The figure involves a variety of logics, which basically correspond directly to a certain module of the system, but there are also cross-module calls. This is because Lucene has a very good degree of reuse, therefore, many implementations directly call previous work results, which actually enhances module coupling to some extent, however, it is also a compromise between the system being too large and unnecessary repetitive design. The lexical analysis logic corresponds to org. Apache. Lucene. analysis. The query statement syntax analysis logic corresponds to the org. Apache. Lucene. queryparser section and calls the code of org. Apache. Lucene. analysis. After the query is completed, the token stream is output to the scoring sorting logic, and the result of the text stream is displayed after the scoring sorting logic is processed. This part of implementation is also included in org. apache. lucene. search. The indexing logic corresponds to org. Apache. Lucene. index. The index search logic is mainly org. Apache. Lucene. search, but the code and Interface Definition of org. Apache. Lucene. index are also widely used. The storage abstraction corresponds to org. Apache. Lucene. Store. Modules that are not mentioned exist as public infrastructure of the system.

 

Iii. Lucene-based application development

 

Through the above system structure analysis and data stream analysis, we have clearly understood the structural characteristics of Lucene's system. On this basis, we can complete a complete full-text search engine by expanding the Lucene system, and then we can build various application systems based on the full-text search engine. Since the purpose of this article is not here, the following is just a brief description of the relevant steps to give some ideas for application development.

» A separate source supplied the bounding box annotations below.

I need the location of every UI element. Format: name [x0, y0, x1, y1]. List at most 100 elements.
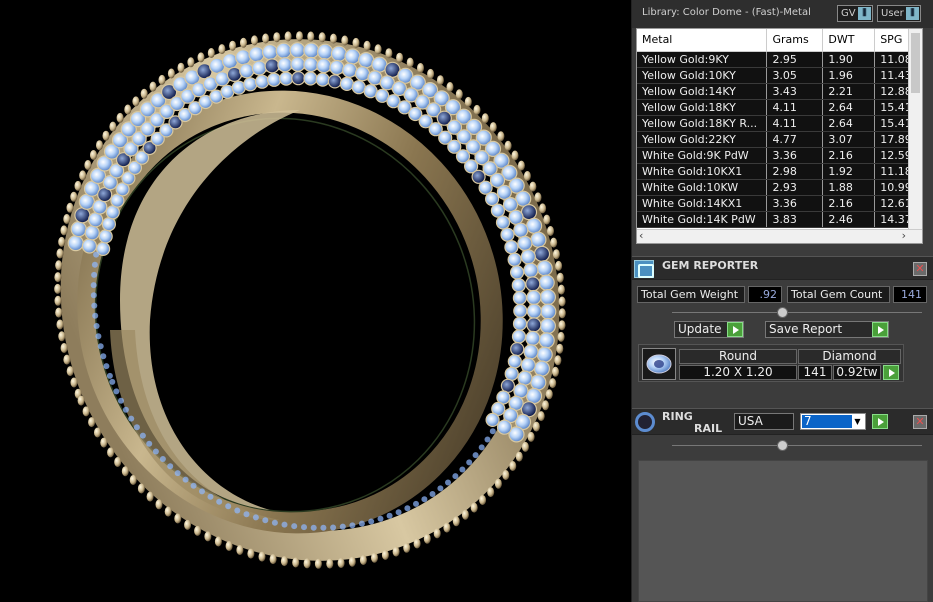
prong — [479, 495, 487, 505]
prong — [54, 283, 62, 294]
prong — [158, 74, 166, 85]
gem-glint — [91, 302, 98, 309]
gv-toggle[interactable]: GV ⫴ — [837, 5, 873, 22]
gem-stone — [509, 265, 525, 280]
gem-glint — [216, 498, 223, 505]
prong — [177, 62, 185, 73]
prong — [534, 192, 542, 203]
gem-glint — [90, 292, 97, 299]
table-row[interactable]: Yellow Gold:18KY 4.11 2.64 15.41 — [637, 99, 922, 116]
cell-metal: Yellow Gold:22KY — [637, 131, 768, 148]
scroll-left-icon[interactable]: ‹ — [639, 229, 643, 242]
prong — [547, 226, 554, 236]
prong — [363, 40, 371, 51]
gem-glint — [152, 448, 159, 455]
gem-glint — [262, 517, 269, 524]
table-horizontal-scrollbar[interactable]: ‹ › — [637, 229, 922, 243]
cell-dwt: 3.07 — [822, 131, 876, 148]
prong — [284, 31, 292, 42]
table-row[interactable]: White Gold:9K PdW 3.36 2.16 12.59 — [637, 147, 922, 164]
gem-glint — [489, 428, 496, 435]
prong — [473, 104, 481, 115]
prong — [66, 366, 74, 377]
gem-stone — [523, 344, 539, 360]
column-header-metal[interactable]: Metal — [637, 29, 768, 52]
go-arrow-icon — [872, 322, 888, 337]
gem-stone — [330, 45, 347, 62]
table-row[interactable]: White Gold:14KX1 3.36 2.16 12.61 — [637, 195, 922, 212]
scroll-thumb[interactable] — [911, 33, 920, 93]
gem-glint — [113, 388, 120, 395]
user-toggle[interactable]: User ⫴ — [877, 5, 921, 22]
ring-rail-title-line1: RING — [662, 410, 693, 423]
gem-glint — [167, 463, 174, 470]
gem-entry-row[interactable]: Round Diamond 1.20 X 1.20 141 0.92tw — [638, 344, 904, 382]
gem-stone — [290, 56, 306, 72]
gem-glint — [421, 496, 428, 503]
gem-stone — [525, 330, 541, 346]
prong — [218, 44, 226, 55]
ring-size-select[interactable]: 7 ▼ — [800, 413, 866, 430]
scroll-right-icon[interactable]: › — [902, 229, 906, 242]
gem-stone — [525, 276, 541, 292]
table-row[interactable]: White Gold:14K PdW 3.83 2.46 14.37 — [637, 211, 922, 228]
chevron-down-icon: ▼ — [854, 417, 861, 426]
gem-glint — [377, 515, 384, 522]
prong — [557, 331, 565, 342]
gem-stone — [540, 303, 557, 320]
prong — [129, 475, 137, 485]
ring-rail-go-icon[interactable] — [872, 414, 888, 429]
save-report-button[interactable]: Save Report — [765, 321, 889, 338]
gem-glint — [91, 271, 98, 278]
close-icon[interactable]: ✕ — [913, 415, 927, 429]
table-row[interactable]: Yellow Gold:18KY R... 4.11 2.64 15.41 — [637, 115, 922, 132]
prong — [109, 121, 117, 132]
cell-grams: 4.11 — [766, 115, 824, 132]
ring-rail-collapse-knob[interactable] — [777, 440, 788, 451]
prong — [70, 377, 78, 388]
table-vertical-scrollbar[interactable] — [908, 29, 922, 243]
gem-glint — [478, 444, 485, 451]
3d-viewport[interactable] — [0, 0, 631, 602]
table-row[interactable]: White Gold:10KX1 2.98 1.92 11.18 — [637, 163, 922, 180]
metal-table: Metal Grams DWT SPG Yellow Gold:9KY 2.95 1… — [636, 28, 923, 244]
prong — [107, 447, 115, 458]
prong — [140, 88, 148, 99]
table-row[interactable]: Yellow Gold:22KY 4.77 3.07 17.89 — [637, 131, 922, 148]
table-row[interactable]: Yellow Gold:14KY 3.43 2.21 12.88 — [637, 83, 922, 100]
cell-grams: 3.36 — [766, 147, 824, 164]
gem-reporter-divider — [672, 312, 922, 313]
close-icon[interactable]: ✕ — [913, 262, 927, 276]
prong — [481, 113, 489, 124]
prong — [385, 48, 393, 59]
prong — [392, 546, 400, 557]
gem-stone — [536, 260, 553, 277]
gem-stone — [74, 207, 91, 224]
gem-glint — [93, 251, 100, 258]
gem-reporter-collapse-knob[interactable] — [777, 307, 788, 318]
gem-glint — [133, 424, 140, 431]
total-gem-count-value: 141 — [893, 286, 927, 303]
prong — [269, 554, 277, 565]
prong — [529, 181, 537, 192]
gem-detail-arrow-icon[interactable] — [883, 365, 899, 380]
column-header-grams[interactable]: Grams — [766, 29, 824, 52]
ring-size-selected: 7 — [802, 415, 852, 428]
prong — [537, 411, 545, 422]
table-row[interactable]: Yellow Gold:9KY 2.95 1.90 11.08 — [637, 51, 922, 68]
table-row[interactable]: White Gold:10KW 2.93 1.88 10.99 — [637, 179, 922, 196]
update-button[interactable]: Update — [674, 321, 744, 338]
prong — [550, 237, 558, 248]
gem-stone — [511, 278, 526, 293]
gem-glint — [291, 523, 298, 530]
prong — [207, 48, 215, 58]
prong — [552, 366, 559, 377]
column-header-dwt[interactable]: DWT — [822, 29, 876, 52]
prong — [214, 536, 222, 547]
gem-stone — [538, 274, 555, 291]
ring-size-region-field[interactable]: USA — [734, 413, 794, 430]
cell-dwt: 1.96 — [822, 67, 876, 84]
library-header: Library: Color Dome - (Fast)-Metal GV ⫴ … — [632, 0, 933, 28]
prong — [90, 150, 97, 160]
table-row[interactable]: Yellow Gold:10KY 3.05 1.96 11.43 — [637, 67, 922, 84]
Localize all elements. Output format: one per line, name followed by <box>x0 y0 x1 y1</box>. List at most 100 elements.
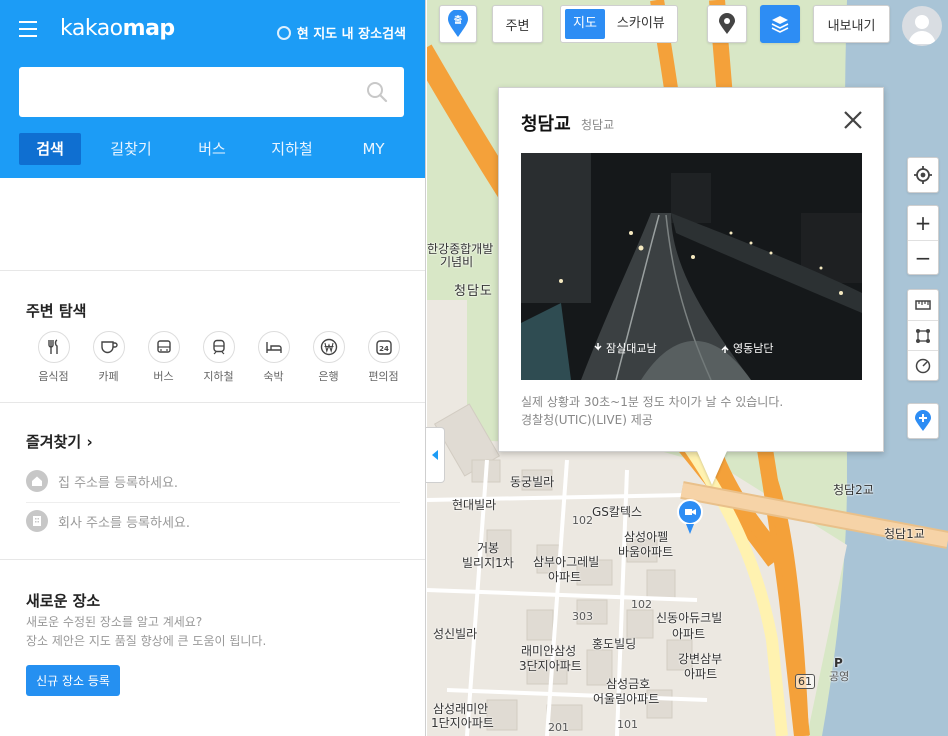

First, we need to construct the corresponding lexical analysis Logic Based on the lexical structure of the target language to implement Lucene in org. apache. lucene. interfaces defined in analysis provide Lucene with the language processing capability used by the target system. Lucene has implemented simple lexical analysis logic in English and German by default (word segmentation by space and common syntax words, such as is, AM, and are in English ). Here, we mainly need to refer to the Implemented interfaces in org. apache. lucene. analyzer in analysis. java and tokenizer. as defined in Java, Lucene provides many implementation samples of English specifications and can also be used as a reference for implementation. Document inheritance of the class defined in ument, define your own htmldocument class, and then you can hand it over to the org. Apache. Lucene. index module to write the index file. After completing these two steps, the Lucene full-text search engine is basically complete. This process can be expressed as follows:

 

Of course, the above shows only the basic expansion process for Lucene, which converts Lucene from incomplete to complete (especially for non-English language retrieval ). In addition, we can also transform Lucene in many aspects. The first aspect is to sort the returned query results by the domain indexed by the document, such as the title and author information. This requires the transformation of Lucene's scoring sorting logic. By default, Lucene uses its internal correlation method to process scoring and sorting. We can change it as needed. Unfortunately, this part of Lucene is not as clear as expanded lexical parsing and document types, and there is no good interface left. Therefore, you need to carefully analyze the implementation of its source code, self-expanding and so on. Other aspects, such as improving the index efficiency and improving the buffer mechanism when returning results, are all about strengthening the Lucene system and will not be described here.

After the Lucene system is completed, you can start to consider the application system development on it. If the application system is also developed in Java, the Lucene system can be conveniently embedded in the entire system and called as an API set. This process is very simple. The following is an example program, which is easy to understand with annotations.